Science

Germany Wants 65 Percent Renewable Energy by 2030. Here's the Wild Plan.

But can they actually pull it off? 

André Karwath / Wikimedia Commons

German solar and wind farms are producing more electricity than coal now: 118 billion kilowatt-hours through this past June, according to BDEW, the German Association of Energy and Water Industries. Clean energy is now the largest part of the EU leader’s total power mix (36.3 percent, over coal’s 35.1 percent) — but it’s frankly only one among the many drastic ways by which those models of Teutonic efficiency say they are hoping to meet their highly ambitious 2030 sustainable energy goals. Fingers crossed.

So how are they going to do it? A detailed plan produced by the German clean energy think tank Agora Energiewenderecently published in American English — lays out everything from targeted wind farm locations to temperature-controlled power grids to an electric rail overhaul. For its part, the German government has appointed a 28-person commission to produce a plan to phase out 50 percent of the country’s coal-fired power plants by 2030. There’s already questions about whether the goals are achievable: Germany’s Economy and Energy Ministry says that it will have to shutter at least that many to meet its stated 2030 carbon-reduction goals, according to Bloomberg. Their ultimate plan is to almost double their usage of renewable energies like wind and solar by 2030, bringing it up to 65 percent of their total energy portfolio.

Agora Energiewende's energy map for Germany's sustainable future. (Click to enlarge)

Agora Energiewende

German officials have told reporters that they are likely to recommend a system that retires coal plants on a staggered basis, with market incentives that encourage owners to meet the government’s targets. That said, BDEW warned about blackout risks in their press comments this Tuesday, and Germany’s electric grid regulator Jochen Homann told Reuters earlier this summer that the new 2030 renewable targets were going to require thousands of miles worth of additional power lines.
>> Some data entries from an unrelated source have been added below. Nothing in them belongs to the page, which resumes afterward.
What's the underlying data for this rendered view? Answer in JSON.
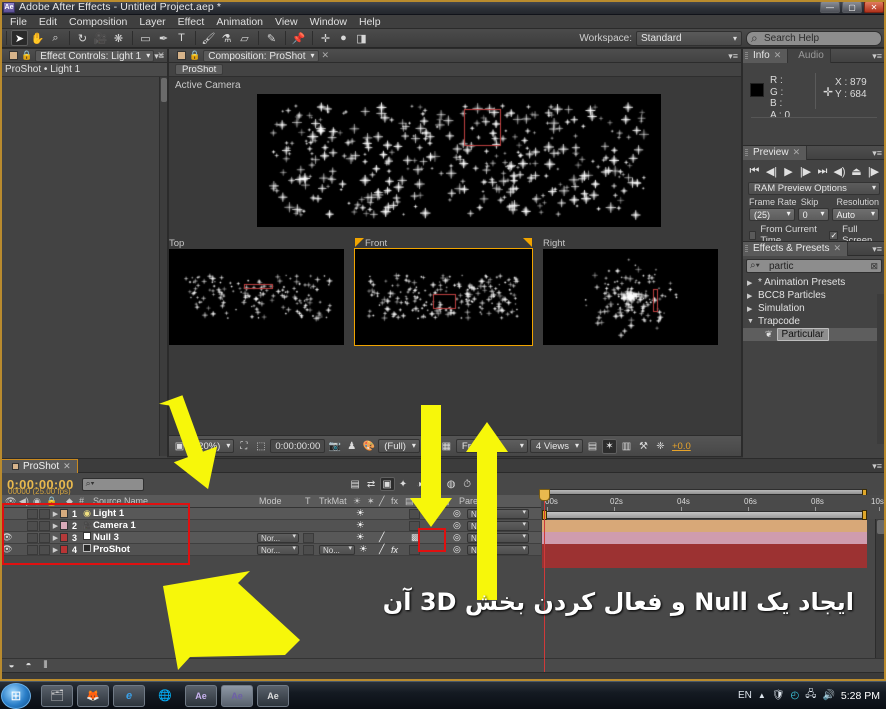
{
  "window": {
    "title": "Adobe After Effects - Untitled Project.aep *",
    "app_badge": "Ae",
    "minimize": "—",
    "maximize": "▢",
    "close": "✕"
  },
  "menu": {
    "items": [
      "File",
      "Edit",
      "Composition",
      "Layer",
      "Effect",
      "Animation",
      "View",
      "Window",
      "Help"
    ]
  },
  "toolbar": {
    "workspace_label": "Workspace:",
    "workspace_value": "Standard",
    "search_help_placeholder": "Search Help",
    "tools": [
      {
        "name": "selection-tool",
        "glyph": "➤"
      },
      {
        "name": "hand-tool",
        "glyph": "✋"
      },
      {
        "name": "zoom-tool",
        "glyph": "⌕"
      },
      {
        "name": "rotation-tool",
        "glyph": "↻"
      },
      {
        "name": "camera-tool",
        "glyph": "🎥"
      },
      {
        "name": "pan-behind-tool",
        "glyph": "✥"
      },
      {
        "name": "shape-tool",
        "glyph": "▭"
      },
      {
        "name": "pen-tool",
        "glyph": "✒"
      },
      {
        "name": "type-tool",
        "glyph": "T"
      },
      {
        "name": "brush-tool",
        "glyph": "🖌"
      },
      {
        "name": "clone-stamp-tool",
        "glyph": "⚷"
      },
      {
        "name": "eraser-tool",
        "glyph": "◳"
      },
      {
        "name": "roto-brush-tool",
        "glyph": "✎"
      },
      {
        "name": "puppet-pin-tool",
        "glyph": "📌"
      }
    ]
  },
  "effect_controls": {
    "tab_label": "Effect Controls: Light 1",
    "breadcrumb": "ProShot • Light 1"
  },
  "composition": {
    "tab_label": "Composition: ProShot",
    "comp_chip": "ProShot",
    "camera_label": "Active Camera",
    "views": [
      "Top",
      "Front",
      "Right"
    ],
    "bottom_bar": {
      "magnification": "(20%)",
      "timecode": "0:00:00:00",
      "resolution": "(Full)",
      "view_select": "Front",
      "view_layout": "4 Views",
      "exposure": "+0.0"
    }
  },
  "info": {
    "tabs": [
      "Info",
      "Audio"
    ],
    "channels": [
      "R :",
      "G :",
      "B :",
      "A : 0"
    ],
    "x": "X : 879",
    "y": "Y : 684"
  },
  "preview": {
    "tab_label": "Preview",
    "transport": [
      "⏮",
      "◀|",
      "▶",
      "|▶",
      "⏭",
      "◀)",
      "⏏",
      "|▶"
    ],
    "options_value": "RAM Preview Options",
    "frame_rate_label": "Frame Rate",
    "frame_rate_value": "(25)",
    "skip_label": "Skip",
    "skip_value": "0",
    "resolution_label": "Resolution",
    "resolution_value": "Auto",
    "from_current_time": "From Current Time",
    "from_current_time_checked": false,
    "full_screen": "Full Screen",
    "full_screen_checked": true
  },
  "effects_presets": {
    "tab_label": "Effects & Presets",
    "search_value": "partic",
    "tree": [
      {
        "label": "* Animation Presets",
        "expanded": false,
        "depth": 0
      },
      {
        "label": "BCC8 Particles",
        "expanded": false,
        "depth": 0
      },
      {
        "label": "Simulation",
        "expanded": false,
        "depth": 0
      },
      {
        "label": "Trapcode",
        "expanded": true,
        "depth": 0
      },
      {
        "label": "Particular",
        "expanded": null,
        "depth": 1,
        "selected": true
      }
    ]
  },
  "timeline": {
    "tab_label": "ProShot",
    "timecode": "0:00:00:00",
    "frame_info": "00000 (25.00 fps)",
    "columns": [
      "Source Name",
      "Mode",
      "T",
      "TrkMat",
      "Parent"
    ],
    "switch_header": "#",
    "layers": [
      {
        "num": "1",
        "name": "Light 1",
        "icon": "light-icon",
        "color": "#d6ab7e",
        "eye": false,
        "mode": null,
        "trkmat": null,
        "parent": "None",
        "threeD": false,
        "fx": false,
        "bar_color": "#d8a878"
      },
      {
        "num": "2",
        "name": "Camera 1",
        "icon": "camera-icon",
        "color": "#d9aab8",
        "eye": false,
        "mode": null,
        "trkmat": null,
        "parent": "None",
        "threeD": false,
        "fx": false,
        "bar_color": "#cf9cae"
      },
      {
        "num": "3",
        "name": "Null 3",
        "icon": "null-icon",
        "color": "#b33a3a",
        "eye": true,
        "mode": "Nor...",
        "trkmat": null,
        "parent": "None",
        "threeD": true,
        "fx": false,
        "bar_color": "#9c3232"
      },
      {
        "num": "4",
        "name": "ProShot",
        "icon": "comp-icon",
        "color": "#b83434",
        "eye": true,
        "mode": "Nor...",
        "trkmat": "No...",
        "parent": "None",
        "threeD": false,
        "fx": true,
        "bar_color": "#9c3232"
      }
    ],
    "ruler_ticks": [
      "00s",
      "02s",
      "04s",
      "06s",
      "08s",
      "10s"
    ]
  },
  "annotation": {
    "farsi_text": "ایجاد یک Null و فعال کردن بخش 3D آن",
    "arrow_color": "#f7f70a",
    "highlight_color": "#e01010"
  },
  "taskbar": {
    "buttons": [
      {
        "name": "explorer",
        "glyph": "🗂"
      },
      {
        "name": "firefox",
        "glyph": "🦊"
      },
      {
        "name": "internet-explorer",
        "glyph": "e"
      },
      {
        "name": "globe",
        "glyph": "🌐"
      },
      {
        "name": "after-effects-1",
        "glyph": "Ae"
      },
      {
        "name": "after-effects-2",
        "glyph": "Ae"
      },
      {
        "name": "after-effects-3",
        "glyph": "Ae"
      }
    ],
    "language": "EN",
    "clock": "5:28 PM"
  }
}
When Merkel’s 28-expert team releases its plan in December, it’s likely to look a little something like the recent proposal by the green policy wonks at Agora Energiewende. Their 84-page working paper suggests converting 80-percent of Germany’s train system to electric by 2030. They want to build a guidance system to monitor the temperatures of conductor cables on high voltage pylons across the power grid, to lessen the energy losses due to heat flux. They also suggested targeting specific parts of the country for wind turbines based on their unique local energy loads and their potential to overwhelm the national energy grid.

It seems like good, ambitious planning all around. The only trouble spot is Angela Merkel herself. The chancellor has a reputation for talking a big game on sustainable energy only to pivot in whatever direction best serves Germany’s industrial elites and her own political fortunes. When the EU was trying to create new fuel economy standards for cars in 2013, for example, Merkel took the side of German auto manufacturers and, purportedly, according to the Guardian,”threatened the then president of the European council, Irish taoiseach Enda Kenny, with the cancellation of Ireland’s bailout funds.”

Back at a climate conference in 2015, Merkel promised that “coal will remain a pillar of German energy supply for a prolonged time span,” in the same breath as calling decarbonization “a question of ecologic necessity.” So, coherence and follow-through would be a great additions to Germany’s ambitious 2030 clean energy plans. Someone should make sure that the 28-person commission remembers to put those in there.